Los Reyes insistían al Almirante en la necesidad de “atraer a los naturales de las nuevas tierras convirtiéndolos a la fe católica y considerándolos listos para recibir los sacramentos por los religiosos, de manera que Dios nuestro Señor sea servido”.
Los Reyes sabían del malestar en La Española y las inquietudes de los Frailes, enviando con plenos poderes a Francisco de Bobadilla, acompañado del capellán Fray Alonso del Viso y a varios franciscanos encabezados por Fray Francisco Ruiz, íntimo auxiliar del Cardenal Cisneros, Arzobispo de Toledo de gran influencia ante la Reina
Isabel La Católica.
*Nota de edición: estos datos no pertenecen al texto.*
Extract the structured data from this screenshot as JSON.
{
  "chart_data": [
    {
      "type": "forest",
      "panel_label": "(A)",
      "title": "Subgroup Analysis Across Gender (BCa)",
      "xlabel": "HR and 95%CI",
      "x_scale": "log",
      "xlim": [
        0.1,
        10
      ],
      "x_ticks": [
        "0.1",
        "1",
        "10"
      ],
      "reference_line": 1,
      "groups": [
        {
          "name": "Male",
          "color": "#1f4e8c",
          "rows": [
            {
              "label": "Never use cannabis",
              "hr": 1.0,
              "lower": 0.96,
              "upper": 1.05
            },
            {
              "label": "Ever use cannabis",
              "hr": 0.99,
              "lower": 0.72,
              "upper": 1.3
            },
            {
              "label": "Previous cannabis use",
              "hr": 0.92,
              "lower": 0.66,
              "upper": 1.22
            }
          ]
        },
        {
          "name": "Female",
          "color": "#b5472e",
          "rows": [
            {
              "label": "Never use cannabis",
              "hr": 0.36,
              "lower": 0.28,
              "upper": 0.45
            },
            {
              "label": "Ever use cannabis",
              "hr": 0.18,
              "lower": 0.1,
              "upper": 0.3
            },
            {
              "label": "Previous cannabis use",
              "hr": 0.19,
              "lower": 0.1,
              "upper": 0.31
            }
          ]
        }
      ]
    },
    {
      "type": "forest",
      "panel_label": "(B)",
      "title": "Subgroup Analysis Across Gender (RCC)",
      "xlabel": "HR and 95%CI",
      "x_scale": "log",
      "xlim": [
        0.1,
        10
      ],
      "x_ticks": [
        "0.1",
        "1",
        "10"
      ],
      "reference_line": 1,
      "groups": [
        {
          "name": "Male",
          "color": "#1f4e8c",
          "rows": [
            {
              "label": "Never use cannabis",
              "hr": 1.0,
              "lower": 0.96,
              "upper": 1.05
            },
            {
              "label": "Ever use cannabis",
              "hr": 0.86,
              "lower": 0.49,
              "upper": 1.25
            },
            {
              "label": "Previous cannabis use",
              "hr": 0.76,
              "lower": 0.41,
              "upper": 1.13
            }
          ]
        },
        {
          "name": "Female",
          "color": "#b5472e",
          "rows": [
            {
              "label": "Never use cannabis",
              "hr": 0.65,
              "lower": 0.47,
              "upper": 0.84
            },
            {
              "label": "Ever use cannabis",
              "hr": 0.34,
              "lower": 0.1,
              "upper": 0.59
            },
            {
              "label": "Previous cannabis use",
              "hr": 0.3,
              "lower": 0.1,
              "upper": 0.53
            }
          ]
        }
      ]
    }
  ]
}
También cruzaron el mar Fray Juan de Transierra, Fray Rodrigo y Fray Juan de Robles.
Al enviar a Fray Francisco Ruiz y sus hermanos a Las Antillas, confirmaron la intención de hacer realidad los propósitos de ganar las almas de aquellos indígenas perdidos en aquel mundo lejano y cuya conversión era de transcendental importancia.
Por las cartas de los recién llegados, se conocen los malestares físicos de Fray Francisco Ruiz, que regreso a Europa. Sus compañeros dedicaron su tiempo instruyendo y bautizando a los indígenas dispuestos y al regresar en octubre de 1.500 habían bautizado cerca de tres mil nativos. Estos religiosos redactaron un “Memorial” sobre su impressión del gobierno de la Colonia, insistiendo en la idea de continuar el proceso de las nuevas cristiandades, copia de las dioceses españolas.
Los Reyes Católicos el 16 de septiembre de 1.501, designaron como nuevo gobernador a Nicolás de Ovando y por Real Celula ordenaban … “que a los frailes que pasan a las Indias, se les señale navío y lleven todas las cosas de manera que vayan bien aposentados…” . Trece sacerdotes y cuatro legos miembros de la Orden de San Francisco abordaron la nave Santa María de la Rabida y acompañados del nuevo Gobernador y 2500 personas partieron el 13 de febrero de 1.502 de San Lúcar, llegando al Puerto de Santo Domingo en la Española el 15 de abril de 1502. Fue el comienzo de una intensa actividad evangelizadora a la que se unirián Agustinos, Dominicos, Jesuitas y otros Franciscanos.
Esos religiosos fundaron universidades, hospitales, conventos, escuelas de arte y oficios, aprendieron y conservaron la cultura indígena -hubo excepciones y siempre existen-, pero fue una labor positiva y afianzadora.
En fin, esa labor evangelizadora creó al paso de los siglos un semillero de nuevas naciones, los nuevos pueblos que conforman la América Hispana de nuestros días y que integran el continente de la esperanza”.